Friday, May 27, 2016

Back in Greece

For my first morning in Thessaloniki, I woke up to the news that a new bailout agreement with Greece has been reached. Just over a week after Greece’s parliament approved massive new austerity measures, the Eurogroup has agreed to release €10.3 billion to Greece. According to the Athens-Macedonian News Agency, this money will meet Greece’s financing needs until the end of October. Debt relief of the sort that the IMF has been pushing for some time now is not part of the agreement. All actors will formally reassess the situation in 2018. Beyond that, details are (even more) vague.  The agreement specified a target of keeping no more than 15% of Greek national income devoted to debt financing until 2030. But the specific measures required to achieve this end—extending debt maturities, most likely—will not be fleshed out until 2018. Looming over the talks was the specter of upcoming German elections, which will happen no later than the autumn of 2017. Any major changes to the bailout program would have to have been ratified by the German parliament. 

Given recent statements and  the international organization’s internal analyses, agreeing to participate in a bailout of Greece without an explicit Eurozone commitment to debt relief constitutes a major (albeit predictable) concession by the IMF. Germany, on the other hand, got what it wanted: avoidance of debt relief and a postponement of any serious discussion about it until after the 2017 elections. In other words, very little has changed, as far as the basic structural factors that characterize Greece’s place in the politics of Eurozone austerity.

The episode demonstrates again the twisted logic by which market discipline functions. According to reporting in The Guardian, yields on Greek 2-year bonds improved to a six month low and yields on 10-year bonds dropped to around 7%. Yet only a few days ago, the Greek government passed austerity measures that include a set of (further) tax increases and spending cuts. The Greek economy is predicted to contract once again in 2017, but investors are still encouraged. Stability without default, not economic growth, remains the order of the day. Short-term thinking remains the norm and, assuming that the German and French elections do not bring radicals to power, I do not see any reason why Greece won’t be back at the precipice at least once in the next couple of years.
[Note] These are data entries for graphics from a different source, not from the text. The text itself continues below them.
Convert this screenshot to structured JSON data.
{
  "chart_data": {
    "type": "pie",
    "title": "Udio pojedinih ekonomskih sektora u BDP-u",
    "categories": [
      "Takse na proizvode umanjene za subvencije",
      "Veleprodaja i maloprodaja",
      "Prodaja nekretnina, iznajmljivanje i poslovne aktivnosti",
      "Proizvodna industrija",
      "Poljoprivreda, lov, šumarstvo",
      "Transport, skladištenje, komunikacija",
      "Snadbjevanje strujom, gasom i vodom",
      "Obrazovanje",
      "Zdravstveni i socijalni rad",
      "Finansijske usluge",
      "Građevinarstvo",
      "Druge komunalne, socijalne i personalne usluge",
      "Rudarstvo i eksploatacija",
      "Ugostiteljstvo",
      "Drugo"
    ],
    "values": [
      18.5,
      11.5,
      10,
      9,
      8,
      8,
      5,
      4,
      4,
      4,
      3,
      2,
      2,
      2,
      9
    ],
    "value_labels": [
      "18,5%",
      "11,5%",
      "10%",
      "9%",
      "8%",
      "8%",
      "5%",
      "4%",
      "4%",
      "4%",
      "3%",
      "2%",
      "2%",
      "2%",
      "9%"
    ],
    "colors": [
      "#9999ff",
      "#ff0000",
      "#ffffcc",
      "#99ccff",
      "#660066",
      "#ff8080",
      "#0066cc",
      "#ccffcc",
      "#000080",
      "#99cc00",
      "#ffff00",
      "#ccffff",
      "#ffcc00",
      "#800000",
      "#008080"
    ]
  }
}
Strikes to come. In France, strikes are already on.

Tuesday, May 10, 2016

trying to blog more regularly

I am listening to the Jon Stewart interview found here as I type this. I was not as big a fan of Stewart as many of my peers while he was on the air. The simple fact is that I laughed much more at Colbert than at Stewart during the 2000s. I still miss Better Know a District. Stewart's show was sometimes funny, usually when his correspondents had things to do. All that said, he is in good form here.

Lately, I've returned to the idea of blogging regularly about politics. It will require some time to acquire a blogging voice. I committed myself to not posting about the primaries during 2015 and 2016, and I think that may have been a mistake. The utter foolishness I heard and read drove me crazy, and bottling up my incredulity may have taken a few years off of my life.

I will leave for Greece again on May 23rd and I hope to write more about what I see while I am there. Between now and then, I will be e-mailing folks in Greece in hopes of lining up some interviews.